Daniel Sedin has arguably been the NHL's most consistent player all season for the NHL's best team, yet without Perry scoring like a madman during the season's most critical juncture, the Ducks would be vacationing with the Wild starting Monday.

And it's not like Perry was some slouch before that. Before Saturday, he led the NHL with 50 goals, was second to Sedin with 97 points, led the NHL with 21 third-period goals and had scored 25 goals to tie the score or put the Ducks ahead.

He has scored 17 goals and 31 points in 23 games against a much tougher Pacific Division than Sedin's 11 goals and 27 points in 24 games against the weakest division in hockey, the Northwest.

But here's my rationale for picking Perry.

The Canucks are the deepest team in the league. There's no glaring weakness. Daniel Sedin has his sidekick brother, Henrik, and he has Ryan Kesler, who in my mind is every bit as valuable as Sedin.
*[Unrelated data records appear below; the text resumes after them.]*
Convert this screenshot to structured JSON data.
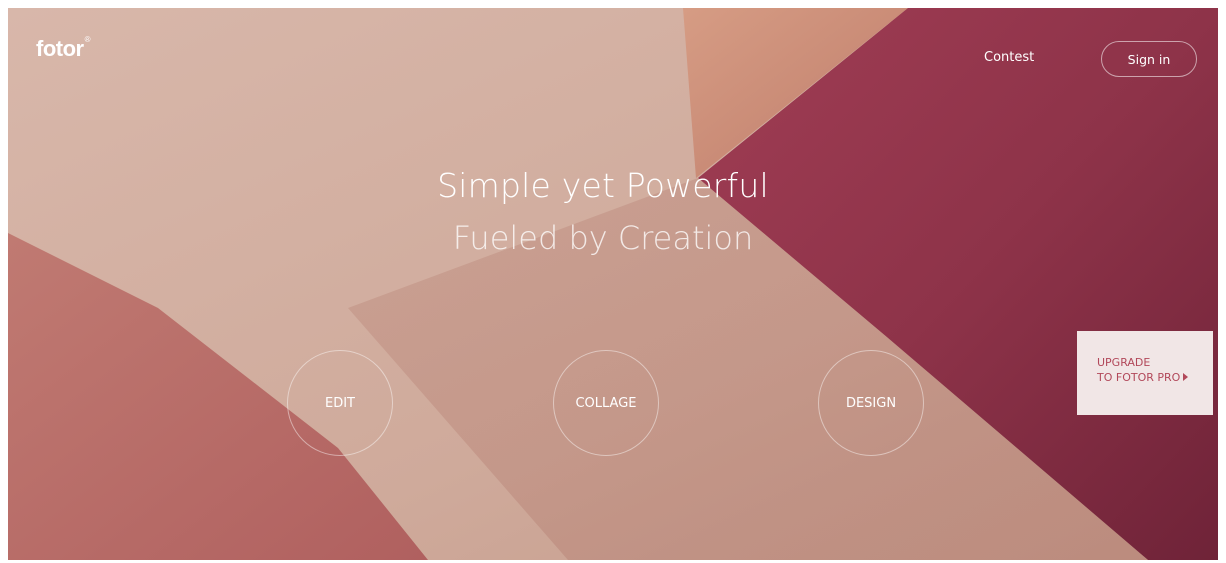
{
  "header": {
    "logo_text": "fotor",
    "logo_mark": "®",
    "nav_contest": "Contest",
    "nav_signin": "Sign in"
  },
  "hero": {
    "title": "Simple yet Powerful",
    "subtitle": "Fueled by Creation"
  },
  "actions": [
    {
      "label": "EDIT"
    },
    {
      "label": "COLLAGE"
    },
    {
      "label": "DESIGN"
    }
  ],
  "upgrade": {
    "line1": "UPGRADE",
    "line2": "TO FOTOR PRO",
    "icon": "play-arrow-icon"
  },
  "colors": {
    "background_light": "#d5b0a3",
    "background_crimson": "#8b3248",
    "background_coral": "#c98a78",
    "upgrade_text": "#b2485a",
    "upgrade_bg": "#f1e6e6"
  }
}
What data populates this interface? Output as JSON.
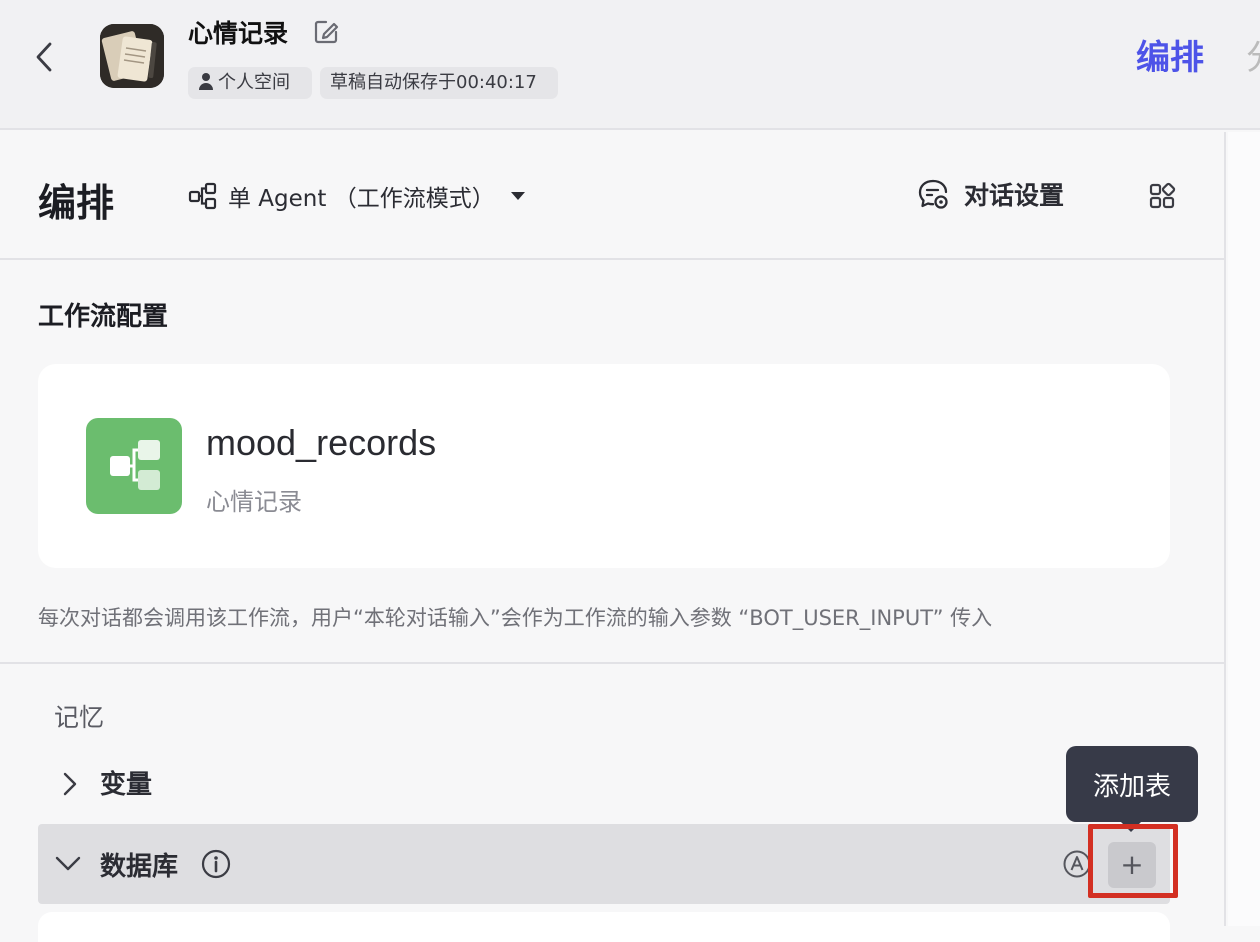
{
  "header": {
    "title": "心情记录",
    "space_label": "个人空间",
    "autosave_text": "草稿自动保存于00:40:17",
    "tab_arrange": "编排",
    "tab_cut": "分"
  },
  "toolbar": {
    "section_title": "编排",
    "mode_label": "单 Agent （工作流模式）",
    "chat_settings_label": "对话设置"
  },
  "workflow": {
    "section_label": "工作流配置",
    "name": "mood_records",
    "description": "心情记录",
    "note": "每次对话都会调用该工作流，用户“本轮对话输入”会作为工作流的输入参数 “BOT_USER_INPUT” 传入"
  },
  "memory": {
    "label": "记忆",
    "variables_label": "变量",
    "database_label": "数据库",
    "add_table_tooltip": "添加表",
    "add_symbol": "+"
  },
  "colors": {
    "accent": "#4d53e8",
    "workflow_icon_bg": "#6bbd6e",
    "highlight": "#d32f22",
    "tooltip_bg": "#373a48"
  }
}
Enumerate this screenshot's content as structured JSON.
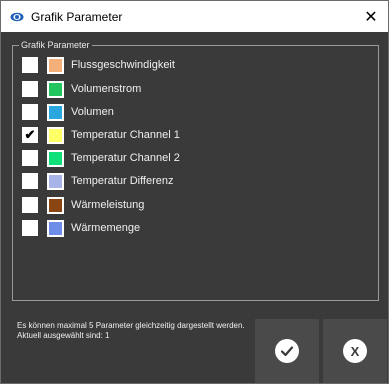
{
  "window": {
    "title": "Grafik Parameter",
    "close_label": "✕"
  },
  "group": {
    "legend": "Grafik Parameter"
  },
  "params": [
    {
      "label": "Flussgeschwindigkeit",
      "color": "#f5b07a",
      "checked": false
    },
    {
      "label": "Volumenstrom",
      "color": "#22c55e",
      "checked": false
    },
    {
      "label": "Volumen",
      "color": "#2ba7e0",
      "checked": false
    },
    {
      "label": "Temperatur Channel 1",
      "color": "#ffff66",
      "checked": true
    },
    {
      "label": "Temperatur Channel 2",
      "color": "#10e07a",
      "checked": false
    },
    {
      "label": "Temperatur Differenz",
      "color": "#a8b4e8",
      "checked": false
    },
    {
      "label": "Wärmeleistung",
      "color": "#8b4513",
      "checked": false
    },
    {
      "label": "Wärmemenge",
      "color": "#6d8de8",
      "checked": false
    }
  ],
  "info": {
    "text": "Es können maximal 5 Parameter gleichzeitig dargestellt werden. Aktuell ausgewählt sind: 1"
  },
  "buttons": {
    "ok_icon": "check-icon",
    "cancel_label": "X"
  }
}
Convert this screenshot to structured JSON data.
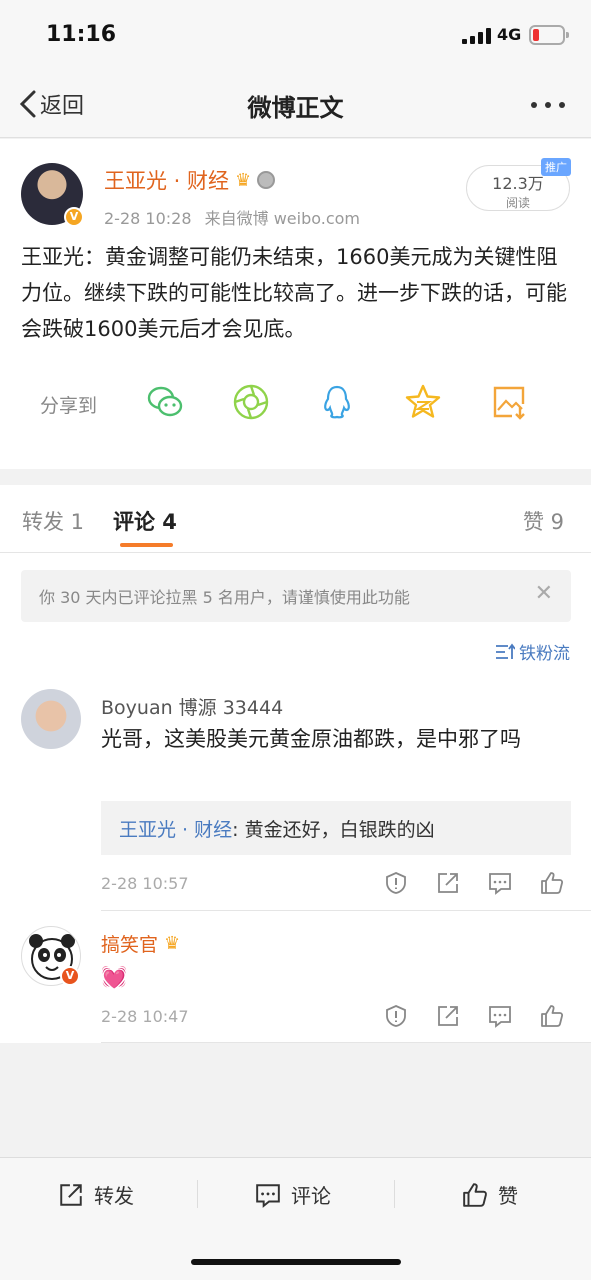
{
  "status": {
    "time": "11:16",
    "network": "4G"
  },
  "nav": {
    "back_label": "返回",
    "title": "微博正文"
  },
  "post": {
    "author": "王亚光 · 财经",
    "timestamp": "2-28 10:28",
    "source": "来自微博 weibo.com",
    "reads_count": "12.3万",
    "reads_label": "阅读",
    "promo_badge": "推广",
    "body": "王亚光：黄金调整可能仍未结束，1660美元成为关键性阻力位。继续下跌的可能性比较高了。进一步下跌的话，可能会跌破1600美元后才会见底。",
    "share_label": "分享到",
    "share_icons": [
      "wechat-icon",
      "moments-icon",
      "qq-icon",
      "qzone-icon",
      "save-image-icon"
    ]
  },
  "tabs": {
    "repost": "转发 1",
    "comments": "评论 4",
    "likes": "赞 9"
  },
  "notice": "你 30 天内已评论拉黑 5 名用户，请谨慎使用此功能",
  "sort_label": "铁粉流",
  "comments": [
    {
      "name": "Boyuan 博源 33444",
      "text": "光哥，这美股美元黄金原油都跌，是中邪了吗",
      "reply_author": "王亚光 · 财经",
      "reply_text": ": 黄金还好，白银跌的凶",
      "time": "2-28 10:57"
    },
    {
      "name": "搞笑官",
      "text": "💓",
      "time": "2-28 10:47"
    }
  ],
  "bottom": {
    "repost": "转发",
    "comment": "评论",
    "like": "赞"
  },
  "colors": {
    "accent": "#f57c2a",
    "link": "#4a7bc0",
    "author": "#e0641e"
  }
}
To use a Ken Hitchcock term, Kesler is a "200-foot player."

Yes, Perry has Bobby Ryan and Ryan Getzlaf (missed six weeks this year) on the same line, but even with Teemu Selanne's wonderful season, the Ducks are not the Canucks. And without Perry's surge at the most important stage of the season, the Ducks wouldn't be in the playoffs.

So, along with the rest of my picks, here's my Hart winner -- Perry. Runners-up: Daniel Sedin; Kesler; Marc-Andre Fleury, Pittsburgh; Martin St. Louis, Tampa Bay.

Norris (best defenseman): Ageless Nicklas Lidstrom may still be the best defenseman in the NHL. Nobody makes it look so easy. But where would Boston be without 6-9 behemoth Zdeno Chara? The immovable wall can dominate a game through his tremendous play and intimidation. He plays half the game, puts up enough points to still be considered offensive and he's a plus-31. Runners-up: Lidstrom; Shea Weber, Nashville; Keith Yandle, Phoenix; Lubomir Visnovsky, Anaheim.

Calder (best rookie): All year long, I was leaning toward San Jose stud rookie Logan Couture. But what Jeff Skinner did for Carolina as the NHL's youngest player was remarkable. The kid scored some sensational goals and helped keep the Hurricanes in the playoff race with a lot less support than Couture. Runners-up: Couture; Michael Grabner, N.Y. Islanders; Corey Crawford, Chicago; John Carlson, Washington.

Selke (best defensive forward): Kesler should win this hands-down. He's an offensive and defensive force, is a penalty-kill stud, uses his size and physicality to nullify opponents in all three zones. In my mind, this guy has developed into Vancouver's most important fixture. Runners-up: Frans Nielsen, N.Y. Islanders; Jonathan Toews, Chicago; Anze Kopitar, Los Angeles; Brooks Laich, Washington.

Lady Byng (most gentlemanly): The Wild's Andrew Brunette is nothing if not a gentleman. Plus, he's remarkably clean with 310 career penalty minutes for a guy who has spent his entire career battling below the goal line. Runners-up: St. Louis, Tampa Bay; Selanne, Anaheim; Pavel Datsyuk, Detroit; Lidstrom, Detroit.

Vezina (best goalie): Picked by the general managers, Boston's Tim Thomas should win it. His 2.02 goals-against average and .938 save percentage are ridiculous. Runners-up: Fleury, Pittsburgh; Roberto Luongo, Vancouver; Pekka Rinne, Nashville; Henrik Lundqvist, N.Y. Rangers.

Jack Adams (best coach): It's picked by the broadcasters, but I'd go with Pittsburgh's Dan Bylsma. A 100-point year despite playing the second half largely without Sidney Crosby and Evgeni Malkin? Simply incredible. Runners-up: Alain Vignealt, Vancouver; Barry Trotz, Nashville, Jacques Lemaire, New Jersey; Dave Tippett, Phoenix.